We sat close, just like this, and bared it all. The thick, ugly scars shared by kids whose parents abandoned them before they even knew what the word meant. All we knew was the space they left.
It felt incredible to meet someone who understood, and I want that connection back.
But I want it to be between Theo and me. Not Theo and Aria.
“Yeah,” I answer. “He left.”
“I’m sorry.”
“Don’t be. We were better off without him.” My voice cracks, but I really do mean that. Yeah, it fucking hurts when people you love can’t love you back—but it hurts a lot less than having them stick around, pretending.
“When did he leave?”
“I was four, almost five. A week before my birthday, actually.” I snort, even though it’s not funny. “He’d been
in and out constantly, up to that point, so I didn’t care anymore. I figured it was better for him to go for good, than for my mom to keep believing him when he said he’d do better.”

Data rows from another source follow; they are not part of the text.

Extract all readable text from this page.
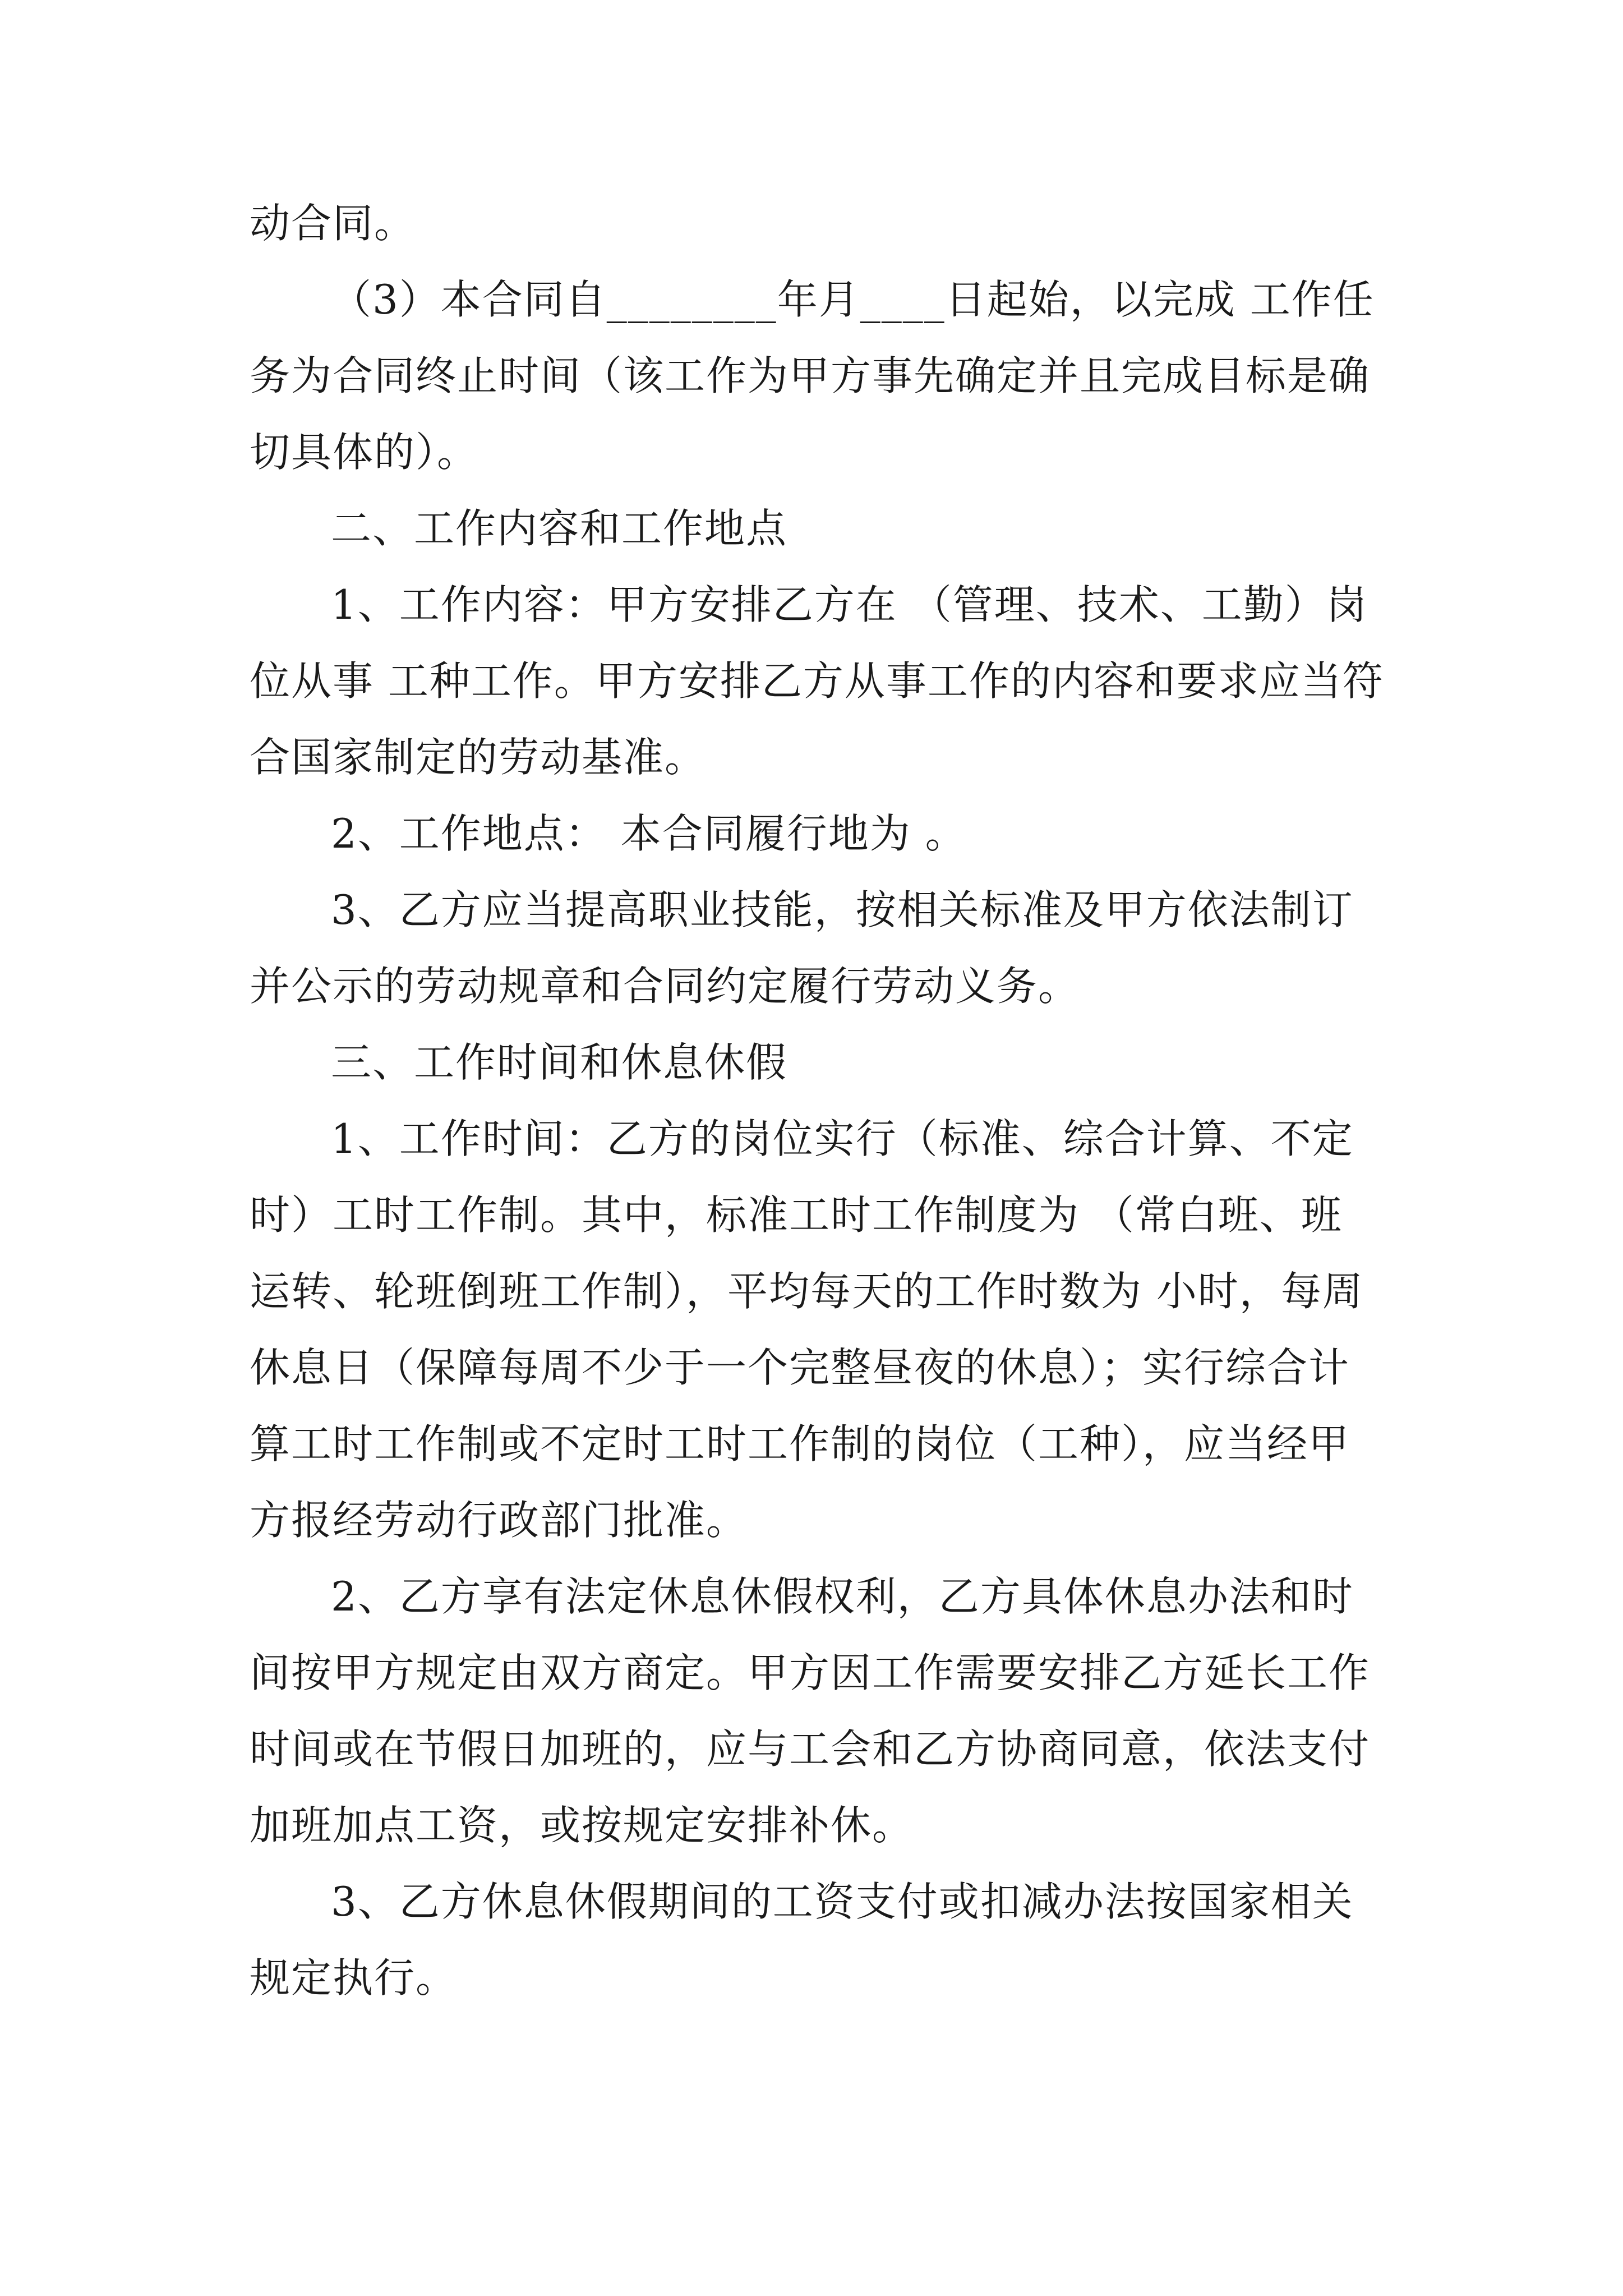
动合同。

（3）本合同自________年月____日起始，以完成 工作任务为合同终止时间（该工作为甲方事先确定并且完成目标是确切具体的）。

二、工作内容和工作地点

1、工作内容：甲方安排乙方在 （管理、技术、工勤）岗位从事 工种工作。甲方安排乙方从事工作的内容和要求应当符合国家制定的劳动基准。

2、工作地点： 本合同履行地为 。

3、乙方应当提高职业技能，按相关标准及甲方依法制订并公示的劳动规章和合同约定履行劳动义务。

三、工作时间和休息休假

1、工作时间：乙方的岗位实行（标准、综合计算、不定时）工时工作制。其中，标准工时工作制度为 （常白班、班 运转、轮班倒班工作制），平均每天的工作时数为 小时，每周休息日（保障每周不少于一个完整昼夜的休息）；实行综合计算工时工作制或不定时工时工作制的岗位（工种），应当经甲方报经劳动行政部门批准。

2、乙方享有法定休息休假权利，乙方具体休息办法和时间按甲方规定由双方商定。甲方因工作需要安排乙方延长工作时间或在节假日加班的，应与工会和乙方协商同意，依法支付加班加点工资，或按规定安排补休。

3、乙方休息休假期间的工资支付或扣减办法按国家相关规定执行。
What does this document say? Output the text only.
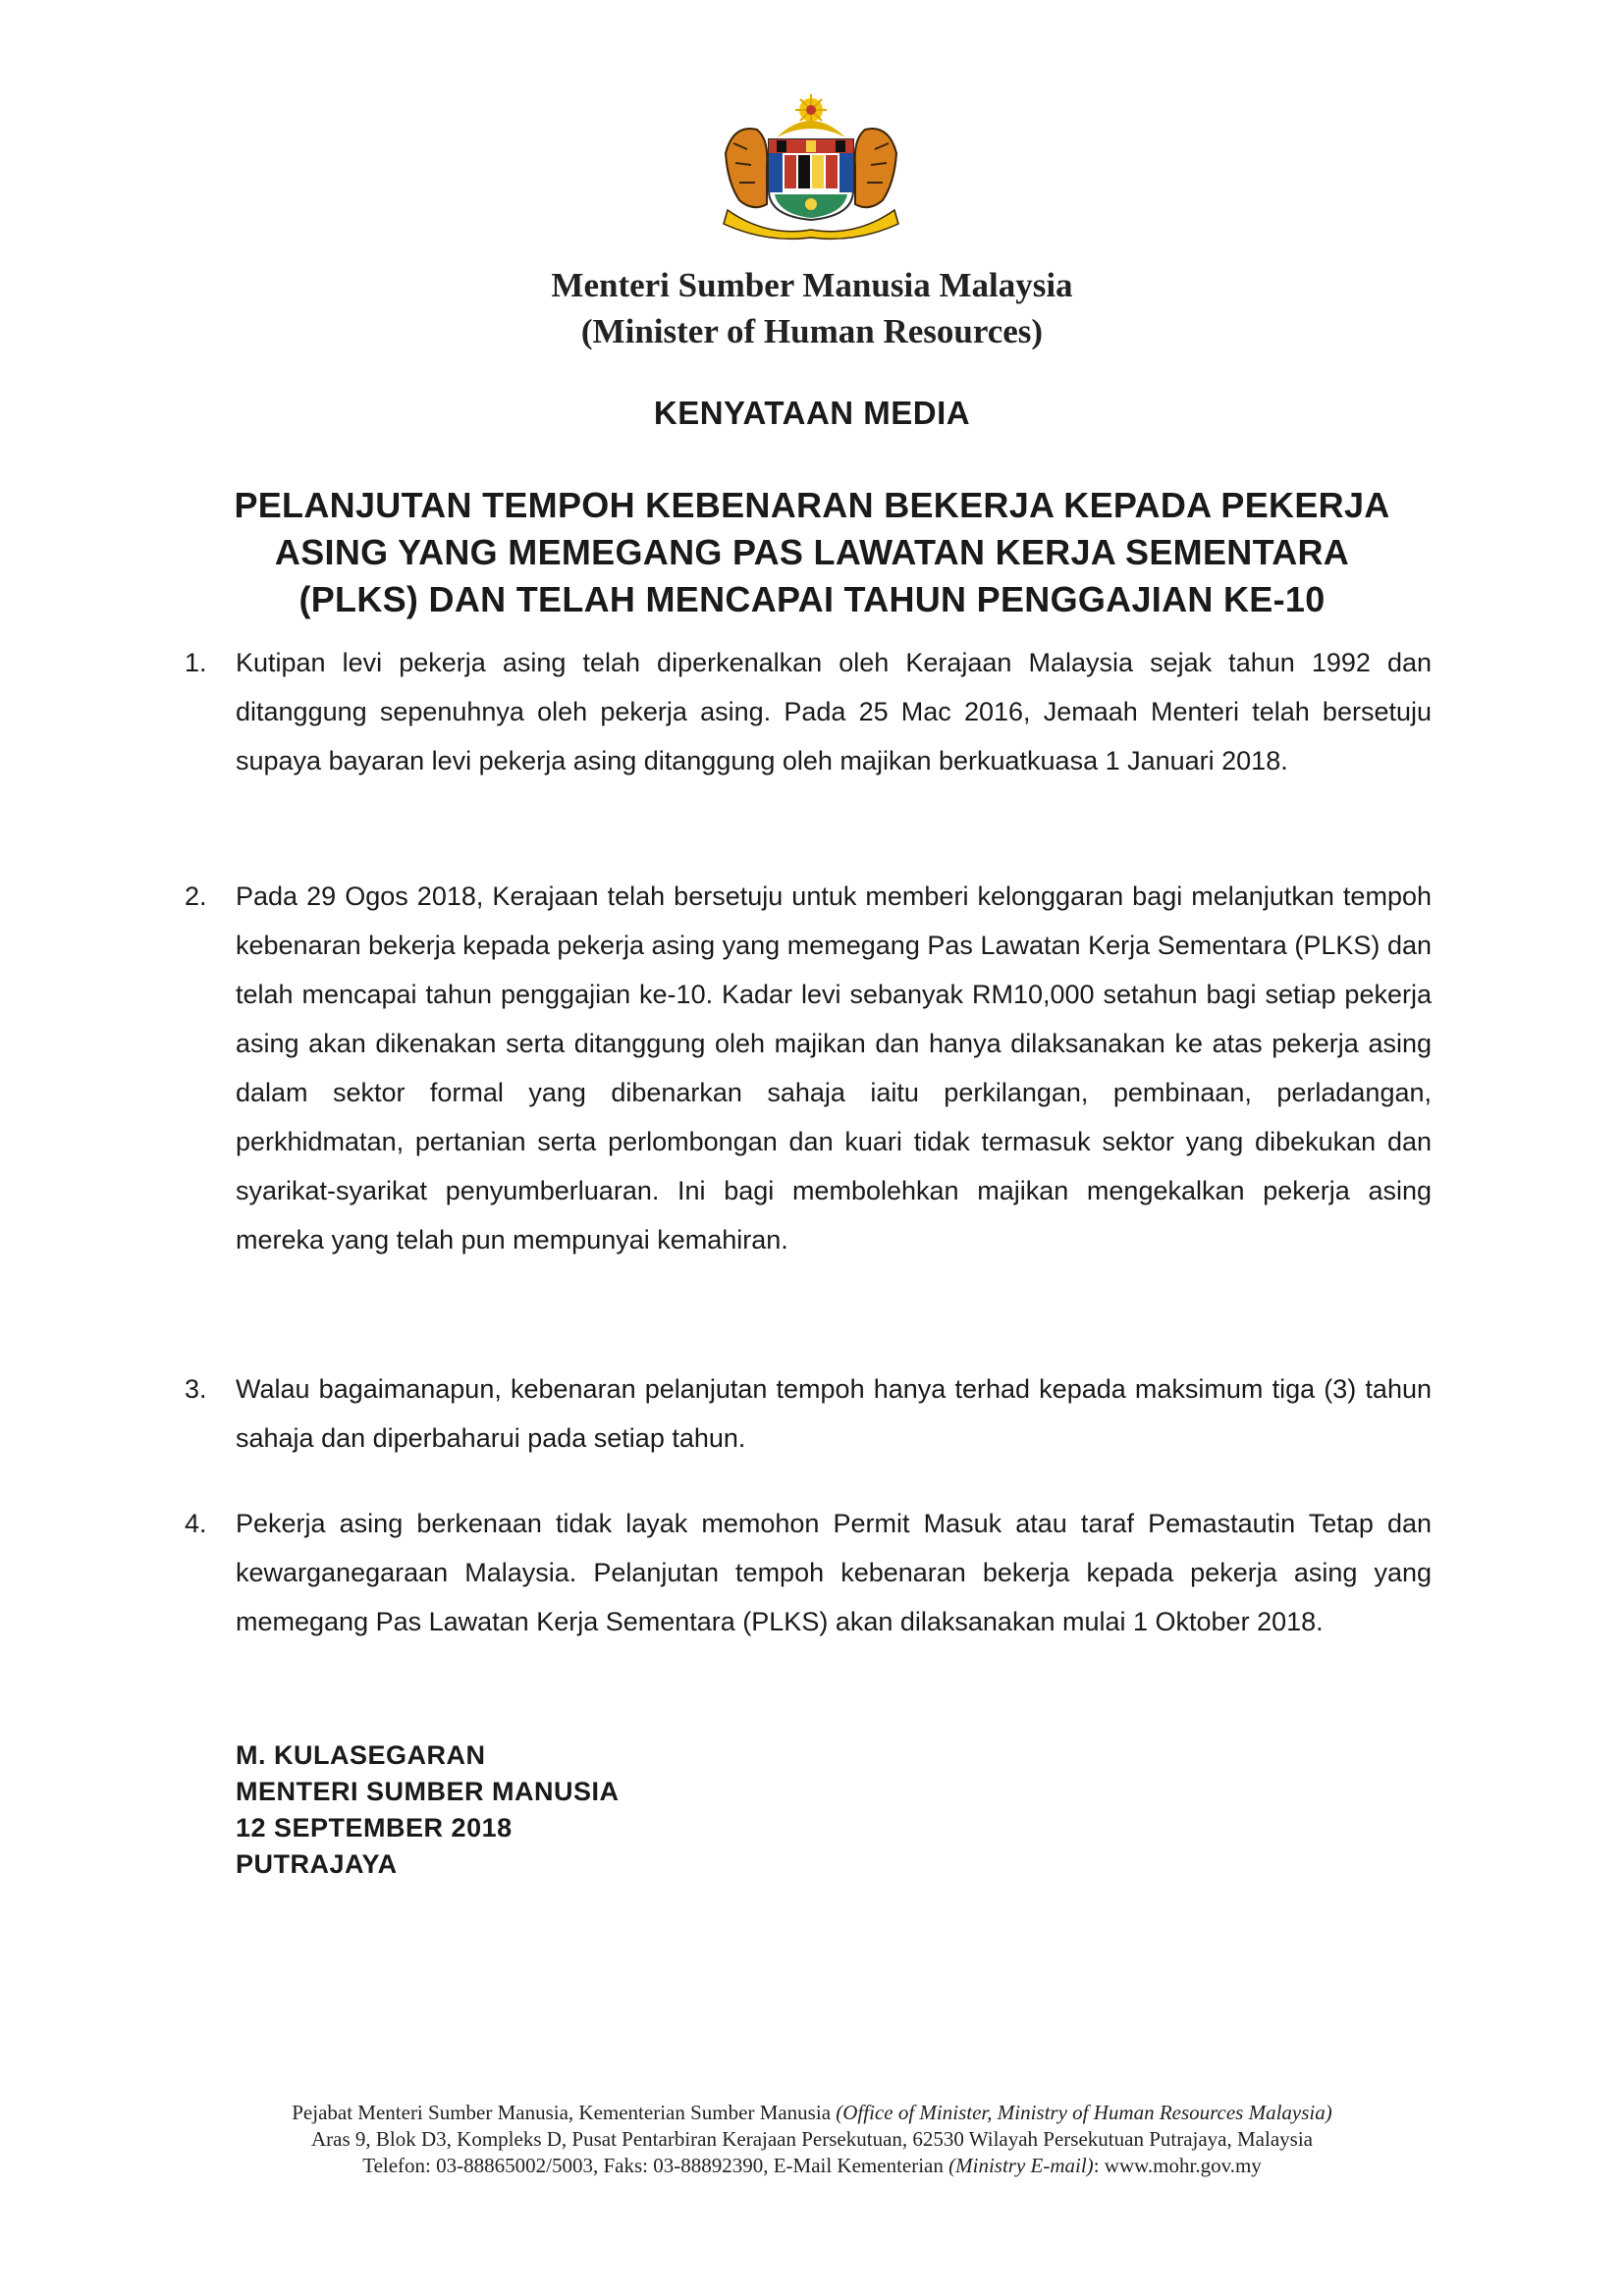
Menteri Sumber Manusia Malaysia
(Minister of Human Resources)
KENYATAAN MEDIA
PELANJUTAN TEMPOH KEBENARAN BEKERJA KEPADA PEKERJA
ASING YANG MEMEGANG PAS LAWATAN KERJA SEMENTARA
(PLKS) DAN TELAH MENCAPAI TAHUN PENGGAJIAN KE-10
1.	Kutipan levi pekerja asing telah diperkenalkan oleh Kerajaan Malaysia sejak tahun 1992 dan ditanggung sepenuhnya oleh pekerja asing. Pada 25 Mac 2016, Jemaah Menteri telah bersetuju supaya bayaran levi pekerja asing ditanggung oleh majikan berkuatkuasa 1 Januari 2018.
2.	Pada 29 Ogos 2018, Kerajaan telah bersetuju untuk memberi kelonggaran bagi melanjutkan tempoh kebenaran bekerja kepada pekerja asing yang memegang Pas Lawatan Kerja Sementara (PLKS) dan telah mencapai tahun penggajian ke-10. Kadar levi sebanyak RM10,000 setahun bagi setiap pekerja asing akan dikenakan serta ditanggung oleh majikan dan hanya dilaksanakan ke atas pekerja asing dalam sektor formal yang dibenarkan sahaja iaitu perkilangan, pembinaan, perladangan, perkhidmatan, pertanian serta perlombongan dan kuari tidak termasuk sektor yang dibekukan dan syarikat-syarikat penyumberluaran. Ini bagi membolehkan majikan mengekalkan pekerja asing mereka yang telah pun mempunyai kemahiran.
3.	Walau bagaimanapun, kebenaran pelanjutan tempoh hanya terhad kepada maksimum tiga (3) tahun sahaja dan diperbaharui pada setiap tahun.
4.	Pekerja asing berkenaan tidak layak memohon Permit Masuk atau taraf Pemastautin Tetap dan kewarganegaraan Malaysia. Pelanjutan tempoh kebenaran bekerja kepada pekerja asing yang memegang Pas Lawatan Kerja Sementara (PLKS) akan dilaksanakan mulai 1 Oktober 2018.
M. KULASEGARAN
MENTERI SUMBER MANUSIA
12 SEPTEMBER 2018
PUTRAJAYA
Pejabat Menteri Sumber Manusia, Kementerian Sumber Manusia (Office of Minister, Ministry of Human Resources Malaysia)
Aras 9, Blok D3, Kompleks D, Pusat Pentarbiran Kerajaan Persekutuan, 62530 Wilayah Persekutuan Putrajaya, Malaysia
Telefon: 03-88865002/5003, Faks: 03-88892390, E-Mail Kementerian (Ministry E-mail): www.mohr.gov.my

“I wish my mom had left sooner.” Theo yawns, stretching the arm I’m not lying on over his head. “It’s exhausting when they drag that shit out. Like trying to fix a sweater, but every few days they keep pulling the thread to screw it all up again.”
Craning my neck, I find a new thing I want to commit to memory: the stunning angles of his face from below, painted in faint moon-glow and shimmering pool lights. They combine into a dreamy, faint green color I want tattooed on my skin somehow, somewhere, even though I know no one could ever get it right.
“How old were you?” I ask softly. “When she left.”
Theo shakes his head and brings his arm back down, picking at the edge of the bandage on his finger.
I keep staring. I know it’s not exactly a fun topic—I’d rather be screwing him senseless in the poolhouse, right about now—but I’ve made up my mind to tell him about my mother, and I need him to do the same.
If I’m going to unravel my past for him, I want his lying in strands at my feet, too.
“Thirteen,” he says, cracking the silence with his answer.
“Shit.” I pull the blanket higher, up to both our chins. “Guess I was lucky, being too young to get that attached. I barely remember my dad. But being a teenager when your mom left—”
“No luck involved, Ruby. It always hurts. They’re our parents. We’re always attached.”
The solitude, nothing but our breathing and the sound of the bay churning up the darkness below, touches down again.
“Did she cheat the whole time?”
He nods. “It was a really long affair. The whole marriage, basically. Same guy.”
Once again, my sympathy strikes hard. Here I’d thought it was horrible my dad cheated with multiple women—which it was. But there’s a different kind of sting, I imagine, when the asshole spouse has an actual relationship on the side.
“Who with?”
“An ‘investor’ for her blog. Fun fact, I had to get a DNA test during the divorce proceedings.” Theo holds up his fingers with a sliver of space left between them. “That’s how close the timing of it all was.”